En 2018 la prestigiosa Science Magazine se hacía eco de un estudio en el que se habían recopilado datos de los 12 años de existencia de Twitter, extrayendo tweets relacionados con noticias o presuntas noticias que habían sido a su vez investigadas por diversas agencias y organizaciones independientes de verificación de hechos como PolitiFact y FactCheck entre otras.
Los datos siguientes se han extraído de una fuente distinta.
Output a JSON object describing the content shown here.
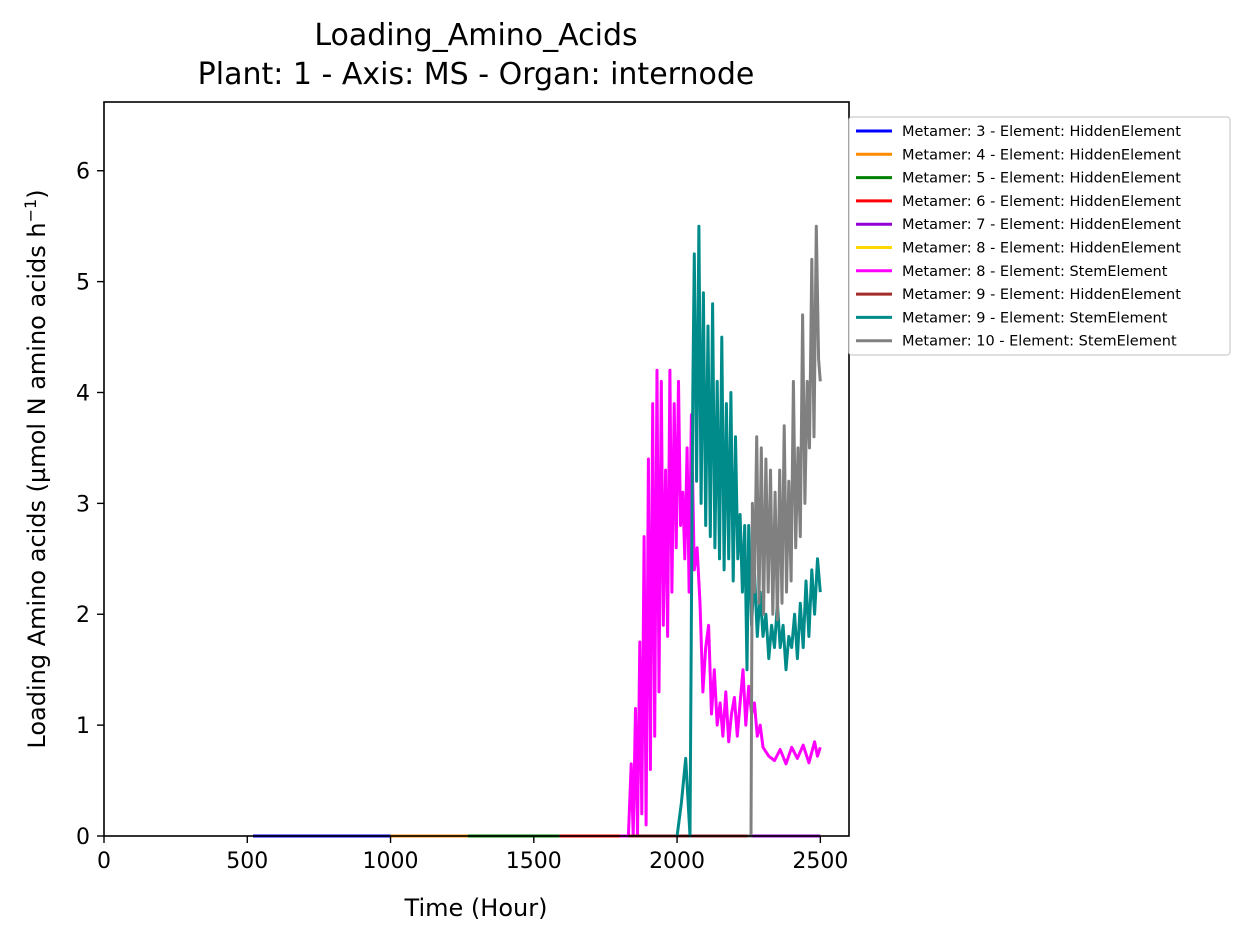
{
  "chart_data": {
    "type": "line",
    "title": "Loading_Amino_Acids",
    "subtitle": "Plant: 1 - Axis: MS - Organ: internode",
    "xlabel": "Time (Hour)",
    "ylabel": "Loading Amino acids (µmol N amino acids h",
    "ylabel_sup": "−1",
    "ylabel_end": ")",
    "xlim": [
      0,
      2600
    ],
    "ylim": [
      0,
      6.62
    ],
    "xticks": [
      0,
      500,
      1000,
      1500,
      2000,
      2500
    ],
    "yticks": [
      0,
      1,
      2,
      3,
      4,
      5,
      6
    ],
    "legend_position": "outside-upper-right",
    "series": [
      {
        "name": "Metamer: 3 - Element: HiddenElement",
        "color": "#0000ff",
        "x": [
          520,
          1000
        ],
        "y": [
          0,
          0
        ]
      },
      {
        "name": "Metamer: 4 - Element: HiddenElement",
        "color": "#ff8c00",
        "x": [
          1000,
          1270
        ],
        "y": [
          0,
          0
        ]
      },
      {
        "name": "Metamer: 5 - Element: HiddenElement",
        "color": "#008000",
        "x": [
          1270,
          1590
        ],
        "y": [
          0,
          0
        ]
      },
      {
        "name": "Metamer: 6 - Element: HiddenElement",
        "color": "#ff0000",
        "x": [
          1590,
          1830
        ],
        "y": [
          0,
          0
        ]
      },
      {
        "name": "Metamer: 7 - Element: HiddenElement",
        "color": "#9400d3",
        "x": [
          1830,
          2500
        ],
        "y": [
          0,
          0
        ]
      },
      {
        "name": "Metamer: 8 - Element: HiddenElement",
        "color": "#ffd700",
        "x": [],
        "y": []
      },
      {
        "name": "Metamer: 8 - Element: StemElement",
        "color": "#ff00ff",
        "x": [
          1800,
          1830,
          1840,
          1847,
          1855,
          1862,
          1870,
          1877,
          1885,
          1892,
          1900,
          1907,
          1915,
          1922,
          1930,
          1937,
          1945,
          1952,
          1960,
          1967,
          1975,
          1982,
          1990,
          1997,
          2005,
          2012,
          2020,
          2027,
          2035,
          2042,
          2050,
          2060,
          2070,
          2080,
          2090,
          2100,
          2110,
          2120,
          2130,
          2140,
          2150,
          2160,
          2170,
          2180,
          2190,
          2200,
          2210,
          2220,
          2230,
          2240,
          2250,
          2260,
          2270,
          2280,
          2290,
          2300,
          2320,
          2340,
          2360,
          2380,
          2400,
          2420,
          2440,
          2460,
          2480,
          2490,
          2500
        ],
        "y": [
          0,
          0,
          0.65,
          0,
          1.15,
          0,
          1.75,
          0.2,
          2.7,
          0.1,
          3.4,
          0.6,
          3.9,
          0.9,
          4.2,
          1.3,
          4.1,
          1.9,
          3.3,
          1.8,
          4.2,
          2.2,
          3.9,
          2.6,
          4.1,
          2.8,
          3.1,
          2.5,
          3.5,
          2.2,
          3.8,
          2.4,
          2.6,
          2.1,
          1.3,
          1.7,
          1.9,
          1.1,
          1.5,
          1.0,
          1.2,
          0.9,
          1.3,
          0.85,
          1.1,
          1.25,
          0.9,
          1.2,
          1.5,
          1.0,
          1.35,
          1.1,
          1.2,
          0.9,
          1.0,
          0.8,
          0.72,
          0.68,
          0.78,
          0.65,
          0.8,
          0.7,
          0.82,
          0.66,
          0.85,
          0.72,
          0.8
        ]
      },
      {
        "name": "Metamer: 9 - Element: HiddenElement",
        "color": "#a52a2a",
        "x": [
          1830,
          2250
        ],
        "y": [
          0,
          0
        ]
      },
      {
        "name": "Metamer: 9 - Element: StemElement",
        "color": "#008b8b",
        "x": [
          2000,
          2015,
          2030,
          2045,
          2055,
          2060,
          2068,
          2076,
          2084,
          2092,
          2100,
          2108,
          2116,
          2124,
          2132,
          2140,
          2148,
          2156,
          2164,
          2172,
          2180,
          2188,
          2196,
          2204,
          2212,
          2220,
          2228,
          2236,
          2244,
          2250,
          2260,
          2270,
          2280,
          2290,
          2300,
          2310,
          2320,
          2330,
          2340,
          2350,
          2360,
          2370,
          2380,
          2390,
          2400,
          2410,
          2420,
          2430,
          2440,
          2450,
          2460,
          2470,
          2480,
          2490,
          2500
        ],
        "y": [
          0,
          0.3,
          0.7,
          0,
          4.0,
          5.25,
          3.2,
          5.5,
          3.0,
          4.9,
          2.8,
          4.6,
          2.7,
          4.8,
          2.6,
          4.1,
          2.5,
          4.5,
          2.4,
          3.9,
          2.5,
          4.0,
          2.3,
          3.6,
          2.5,
          2.9,
          2.2,
          2.8,
          1.5,
          2.8,
          1.9,
          2.4,
          1.8,
          2.2,
          1.8,
          2.0,
          1.6,
          1.9,
          1.7,
          2.1,
          1.7,
          1.9,
          1.5,
          1.8,
          1.7,
          2.0,
          1.6,
          2.1,
          1.7,
          2.3,
          1.8,
          2.4,
          2.0,
          2.5,
          2.2
        ]
      },
      {
        "name": "Metamer: 10 - Element: StemElement",
        "color": "#808080",
        "x": [
          2245,
          2258,
          2263,
          2270,
          2278,
          2286,
          2294,
          2302,
          2310,
          2318,
          2326,
          2334,
          2342,
          2350,
          2358,
          2366,
          2374,
          2382,
          2390,
          2398,
          2406,
          2414,
          2422,
          2430,
          2438,
          2446,
          2454,
          2462,
          2470,
          2478,
          2486,
          2494,
          2500
        ],
        "y": [
          0,
          0,
          3.0,
          2.2,
          3.6,
          2.1,
          3.5,
          2.0,
          3.4,
          2.2,
          3.3,
          2.0,
          3.1,
          1.95,
          3.3,
          2.1,
          3.7,
          2.2,
          3.2,
          2.3,
          4.1,
          2.6,
          3.5,
          2.7,
          4.7,
          3.0,
          4.1,
          3.5,
          5.2,
          3.6,
          5.5,
          4.3,
          4.1
        ]
      }
    ]
  }
}
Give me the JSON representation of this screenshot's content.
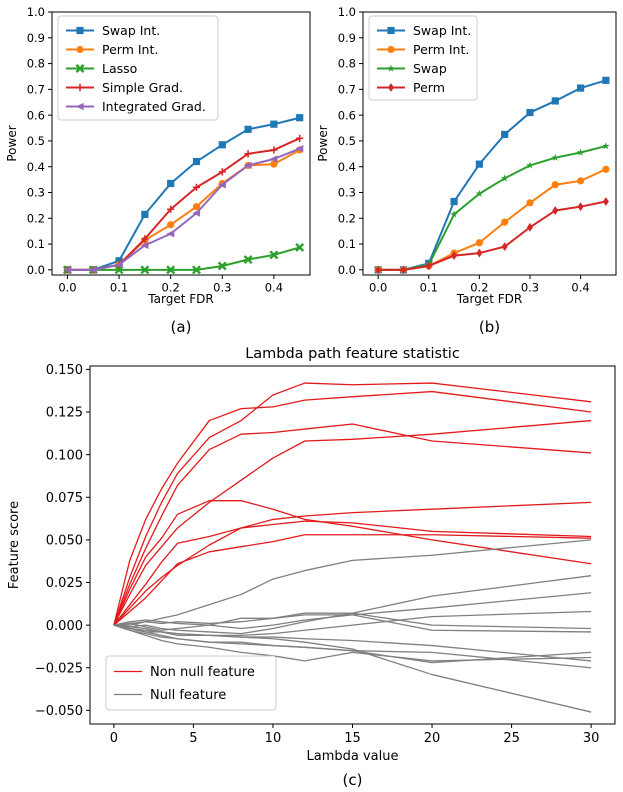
{
  "chart_data": [
    {
      "type": "line",
      "panel_label": "(a)",
      "title": "",
      "xlabel": "Target FDR",
      "ylabel": "Power",
      "xlim": [
        -0.03,
        0.47
      ],
      "ylim": [
        -0.02,
        1.0
      ],
      "xticks": [
        "0.0",
        "0.1",
        "0.2",
        "0.3",
        "0.4"
      ],
      "yticks": [
        "0.0",
        "0.1",
        "0.2",
        "0.3",
        "0.4",
        "0.5",
        "0.6",
        "0.7",
        "0.8",
        "0.9",
        "1.0"
      ],
      "grid": false,
      "legend_position": "top-left",
      "x": [
        0.0,
        0.05,
        0.1,
        0.15,
        0.2,
        0.25,
        0.3,
        0.35,
        0.4,
        0.45
      ],
      "series": [
        {
          "name": "Swap Int.",
          "color": "#1f77b4",
          "marker": "square",
          "values": [
            0.0,
            0.0,
            0.035,
            0.215,
            0.335,
            0.42,
            0.485,
            0.545,
            0.565,
            0.59
          ]
        },
        {
          "name": "Perm Int.",
          "color": "#ff7f0e",
          "marker": "circle",
          "values": [
            0.0,
            0.0,
            0.02,
            0.115,
            0.175,
            0.245,
            0.335,
            0.405,
            0.41,
            0.465
          ]
        },
        {
          "name": "Lasso",
          "color": "#2ca02c",
          "marker": "x",
          "values": [
            0.0,
            0.0,
            0.0,
            0.0,
            0.0,
            0.0,
            0.015,
            0.04,
            0.058,
            0.087
          ]
        },
        {
          "name": "Simple Grad.",
          "color": "#d62728",
          "marker": "plus",
          "values": [
            0.0,
            0.0,
            0.02,
            0.12,
            0.235,
            0.32,
            0.38,
            0.45,
            0.465,
            0.51
          ]
        },
        {
          "name": "Integrated Grad.",
          "color": "#9467bd",
          "marker": "triangle-left",
          "values": [
            0.0,
            0.0,
            0.02,
            0.095,
            0.14,
            0.22,
            0.33,
            0.405,
            0.43,
            0.47
          ]
        }
      ]
    },
    {
      "type": "line",
      "panel_label": "(b)",
      "title": "",
      "xlabel": "Target FDR",
      "ylabel": "Power",
      "xlim": [
        -0.03,
        0.47
      ],
      "ylim": [
        -0.02,
        1.0
      ],
      "xticks": [
        "0.0",
        "0.1",
        "0.2",
        "0.3",
        "0.4"
      ],
      "yticks": [
        "0.0",
        "0.1",
        "0.2",
        "0.3",
        "0.4",
        "0.5",
        "0.6",
        "0.7",
        "0.8",
        "0.9",
        "1.0"
      ],
      "grid": false,
      "legend_position": "top-left",
      "x": [
        0.0,
        0.05,
        0.1,
        0.15,
        0.2,
        0.25,
        0.3,
        0.35,
        0.4,
        0.45
      ],
      "series": [
        {
          "name": "Swap Int.",
          "color": "#1f77b4",
          "marker": "square",
          "values": [
            0.0,
            0.0,
            0.025,
            0.265,
            0.41,
            0.525,
            0.61,
            0.655,
            0.705,
            0.735
          ]
        },
        {
          "name": "Perm Int.",
          "color": "#ff7f0e",
          "marker": "circle",
          "values": [
            0.0,
            0.0,
            0.015,
            0.065,
            0.105,
            0.185,
            0.26,
            0.33,
            0.345,
            0.39
          ]
        },
        {
          "name": "Swap",
          "color": "#2ca02c",
          "marker": "star",
          "values": [
            0.0,
            0.0,
            0.02,
            0.215,
            0.295,
            0.355,
            0.405,
            0.435,
            0.455,
            0.48
          ]
        },
        {
          "name": "Perm",
          "color": "#d62728",
          "marker": "diamond",
          "values": [
            0.0,
            0.0,
            0.015,
            0.055,
            0.065,
            0.09,
            0.165,
            0.23,
            0.245,
            0.265
          ]
        }
      ]
    },
    {
      "type": "line",
      "panel_label": "(c)",
      "title": "Lambda path feature statistic",
      "xlabel": "Lambda value",
      "ylabel": "Feature score",
      "xlim": [
        -1.5,
        31.5
      ],
      "ylim": [
        -0.058,
        0.152
      ],
      "xticks": [
        "0",
        "5",
        "10",
        "15",
        "20",
        "25",
        "30"
      ],
      "yticks": [
        "−0.050",
        "−0.025",
        "0.000",
        "0.025",
        "0.050",
        "0.075",
        "0.100",
        "0.125",
        "0.150"
      ],
      "grid": false,
      "legend_position": "bottom-left",
      "x": [
        0,
        1,
        2,
        3,
        4,
        6,
        8,
        10,
        12,
        15,
        20,
        30
      ],
      "series": [
        {
          "name": "Non null feature",
          "color": "#e31a1c",
          "values": [
            0,
            0.038,
            0.062,
            0.08,
            0.095,
            0.12,
            0.127,
            0.128,
            0.132,
            0.134,
            0.137,
            0.125
          ]
        },
        {
          "name": "Non null feature",
          "color": "#e31a1c",
          "values": [
            0,
            0.028,
            0.052,
            0.072,
            0.089,
            0.11,
            0.12,
            0.135,
            0.142,
            0.141,
            0.142,
            0.131
          ]
        },
        {
          "name": "Non null feature",
          "color": "#e31a1c",
          "values": [
            0,
            0.024,
            0.045,
            0.064,
            0.082,
            0.103,
            0.112,
            0.113,
            0.115,
            0.118,
            0.108,
            0.101
          ]
        },
        {
          "name": "Non null feature",
          "color": "#e31a1c",
          "values": [
            0,
            0.018,
            0.035,
            0.046,
            0.057,
            0.072,
            0.085,
            0.098,
            0.108,
            0.109,
            0.112,
            0.12
          ]
        },
        {
          "name": "Non null feature",
          "color": "#e31a1c",
          "values": [
            0,
            0.021,
            0.04,
            0.051,
            0.065,
            0.073,
            0.073,
            0.068,
            0.062,
            0.058,
            0.05,
            0.036
          ]
        },
        {
          "name": "Non null feature",
          "color": "#e31a1c",
          "values": [
            0,
            0.012,
            0.024,
            0.037,
            0.048,
            0.052,
            0.057,
            0.062,
            0.064,
            0.066,
            0.068,
            0.072
          ]
        },
        {
          "name": "Non null feature",
          "color": "#e31a1c",
          "values": [
            0,
            0.01,
            0.02,
            0.028,
            0.035,
            0.047,
            0.057,
            0.059,
            0.061,
            0.06,
            0.055,
            0.052
          ]
        },
        {
          "name": "Non null feature",
          "color": "#e31a1c",
          "values": [
            0,
            0.008,
            0.016,
            0.026,
            0.036,
            0.043,
            0.046,
            0.049,
            0.053,
            0.053,
            0.053,
            0.051
          ]
        },
        {
          "name": "Null feature",
          "color": "#808080",
          "values": [
            0,
            0.001,
            0.002,
            0.004,
            0.006,
            0.012,
            0.018,
            0.027,
            0.032,
            0.038,
            0.041,
            0.05
          ]
        },
        {
          "name": "Null feature",
          "color": "#808080",
          "values": [
            0,
            -0.001,
            0.0,
            -0.002,
            -0.003,
            -0.004,
            -0.005,
            -0.002,
            0.002,
            0.007,
            0.017,
            0.029
          ]
        },
        {
          "name": "Null feature",
          "color": "#808080",
          "values": [
            0,
            0.002,
            0.003,
            0.002,
            0.001,
            0.0,
            -0.002,
            0.0,
            0.003,
            0.006,
            0.01,
            0.019
          ]
        },
        {
          "name": "Null feature",
          "color": "#808080",
          "values": [
            0,
            -0.002,
            -0.004,
            -0.004,
            -0.005,
            -0.006,
            -0.006,
            -0.005,
            -0.003,
            0.0,
            0.005,
            0.008
          ]
        },
        {
          "name": "Null feature",
          "color": "#808080",
          "values": [
            0,
            0.001,
            -0.001,
            -0.003,
            -0.002,
            0.0,
            0.004,
            0.004,
            0.006,
            0.006,
            -0.003,
            -0.004
          ]
        },
        {
          "name": "Null feature",
          "color": "#808080",
          "values": [
            0,
            0.0,
            0.002,
            0.001,
            0.002,
            0.001,
            0.002,
            0.004,
            0.007,
            0.007,
            0.0,
            -0.002
          ]
        },
        {
          "name": "Null feature",
          "color": "#808080",
          "values": [
            0,
            -0.003,
            -0.005,
            -0.007,
            -0.008,
            -0.01,
            -0.011,
            -0.012,
            -0.013,
            -0.015,
            -0.022,
            -0.016
          ]
        },
        {
          "name": "Null feature",
          "color": "#808080",
          "values": [
            0,
            -0.001,
            -0.002,
            -0.004,
            -0.006,
            -0.006,
            -0.007,
            -0.007,
            -0.008,
            -0.009,
            -0.012,
            -0.021
          ]
        },
        {
          "name": "Null feature",
          "color": "#808080",
          "values": [
            0,
            -0.002,
            -0.004,
            -0.006,
            -0.008,
            -0.01,
            -0.01,
            -0.012,
            -0.013,
            -0.015,
            -0.016,
            -0.025
          ]
        },
        {
          "name": "Null feature",
          "color": "#808080",
          "values": [
            0,
            -0.003,
            -0.006,
            -0.009,
            -0.011,
            -0.013,
            -0.016,
            -0.018,
            -0.021,
            -0.016,
            -0.021,
            -0.019
          ]
        },
        {
          "name": "Null feature",
          "color": "#808080",
          "values": [
            0,
            -0.002,
            -0.003,
            -0.004,
            -0.005,
            -0.006,
            -0.007,
            -0.008,
            -0.01,
            -0.014,
            -0.029,
            -0.051
          ]
        }
      ],
      "legend": [
        {
          "label": "Non null feature",
          "color": "#e31a1c"
        },
        {
          "label": "Null feature",
          "color": "#808080"
        }
      ]
    }
  ]
}
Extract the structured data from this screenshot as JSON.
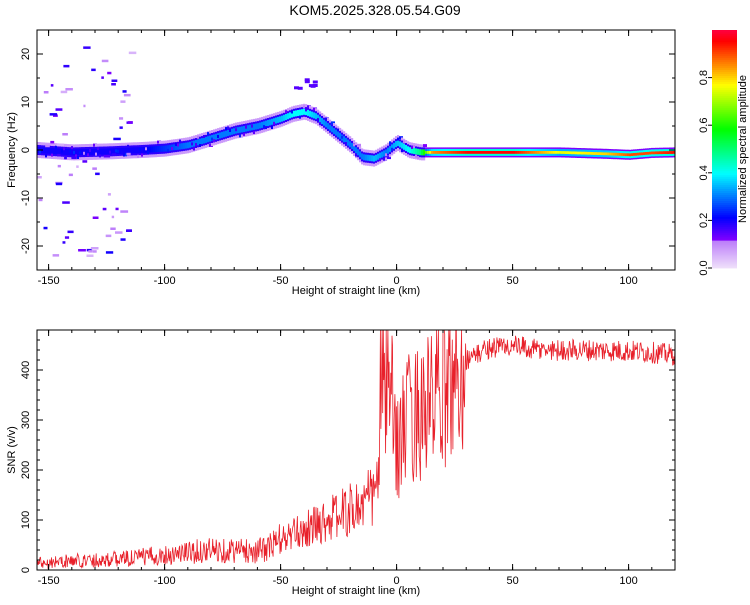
{
  "figure_title": "KOM5.2025.328.05.54.G09",
  "chart_data": [
    {
      "type": "heatmap",
      "title": "KOM5.2025.328.05.54.G09",
      "xlabel": "Height of straight line (km)",
      "ylabel": "Frequency (Hz)",
      "xlim": [
        -155,
        120
      ],
      "ylim": [
        -25,
        25
      ],
      "xticks": [
        -150,
        -100,
        -50,
        0,
        50,
        100
      ],
      "yticks": [
        -20,
        -10,
        0,
        10,
        20
      ],
      "colorbar": {
        "label": "Normalized spectral amplitude",
        "range": [
          0,
          1
        ],
        "ticks": [
          0.0,
          0.2,
          0.4,
          0.6,
          0.8
        ]
      },
      "ridge": {
        "x": [
          -155,
          -140,
          -125,
          -110,
          -100,
          -90,
          -80,
          -70,
          -60,
          -50,
          -45,
          -40,
          -35,
          -30,
          -25,
          -20,
          -15,
          -10,
          -5,
          0,
          5,
          10,
          15,
          30,
          50,
          70,
          90,
          100,
          110,
          120
        ],
        "y": [
          0,
          -0.5,
          -0.3,
          0,
          0.3,
          1,
          2.5,
          4,
          5,
          6.5,
          7.5,
          8,
          7,
          5,
          3,
          1,
          -1.5,
          -1.8,
          -0.5,
          1.5,
          0,
          -0.5,
          -0.5,
          -0.5,
          -0.5,
          -0.5,
          -0.8,
          -1,
          -0.6,
          -0.5
        ],
        "amplitude": [
          0.2,
          0.2,
          0.2,
          0.2,
          0.25,
          0.3,
          0.3,
          0.3,
          0.3,
          0.35,
          0.4,
          0.4,
          0.35,
          0.3,
          0.3,
          0.3,
          0.3,
          0.35,
          0.3,
          0.35,
          0.4,
          0.5,
          0.85,
          0.95,
          0.95,
          0.75,
          0.8,
          0.9,
          0.9,
          0.95
        ]
      }
    },
    {
      "type": "line",
      "xlabel": "Height of straight line (km)",
      "ylabel": "SNR (v/v)",
      "xlim": [
        -155,
        120
      ],
      "ylim": [
        0,
        480
      ],
      "xticks": [
        -150,
        -100,
        -50,
        0,
        50,
        100
      ],
      "yticks": [
        0,
        100,
        200,
        300,
        400
      ],
      "series": [
        {
          "name": "SNR",
          "color": "#e8202a",
          "x": [
            -155,
            -140,
            -120,
            -100,
            -80,
            -60,
            -55,
            -50,
            -45,
            -40,
            -35,
            -30,
            -25,
            -20,
            -15,
            -10,
            -8,
            -7,
            -5,
            -3,
            0,
            5,
            10,
            15,
            20,
            25,
            30,
            40,
            50,
            60,
            80,
            100,
            110,
            120
          ],
          "y": [
            15,
            18,
            22,
            30,
            40,
            38,
            45,
            60,
            70,
            80,
            90,
            100,
            110,
            120,
            130,
            150,
            170,
            360,
            380,
            360,
            250,
            300,
            320,
            330,
            360,
            390,
            420,
            445,
            448,
            440,
            440,
            438,
            435,
            430
          ]
        }
      ]
    }
  ]
}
Llegaron a reunir un conjunto de 126.000 noticias que habían sido compartidas en aquella red social 4,5 millones de veces por más de 3 millones de usuarios.
Tras dicho estudio, se llegó a la conclusión de que, mientras las noticias que habían sido contrastadas como ciertas rara vez llegaban a una media de mil usuarios, las noticias falsas más perniciosas se propagaban con facilidad entre 10.000 personas o más. En el artículo de la Science Magazine se ponía como ejemplo el “Mayweather Tale” o “cuento de Mayweather” la historia que corrió́ como la pólvora, haciendo creer a millones de personas que el boxeador Floyd Mayweather Jr. había donado nada más y nada menos que 200 millones de dólares a la ciudad de Houston tras los destrozos provocados por el Huracán Harvey –ocurrido en agosto de 2018–, noticia que fue posteriormente desmentida por completo.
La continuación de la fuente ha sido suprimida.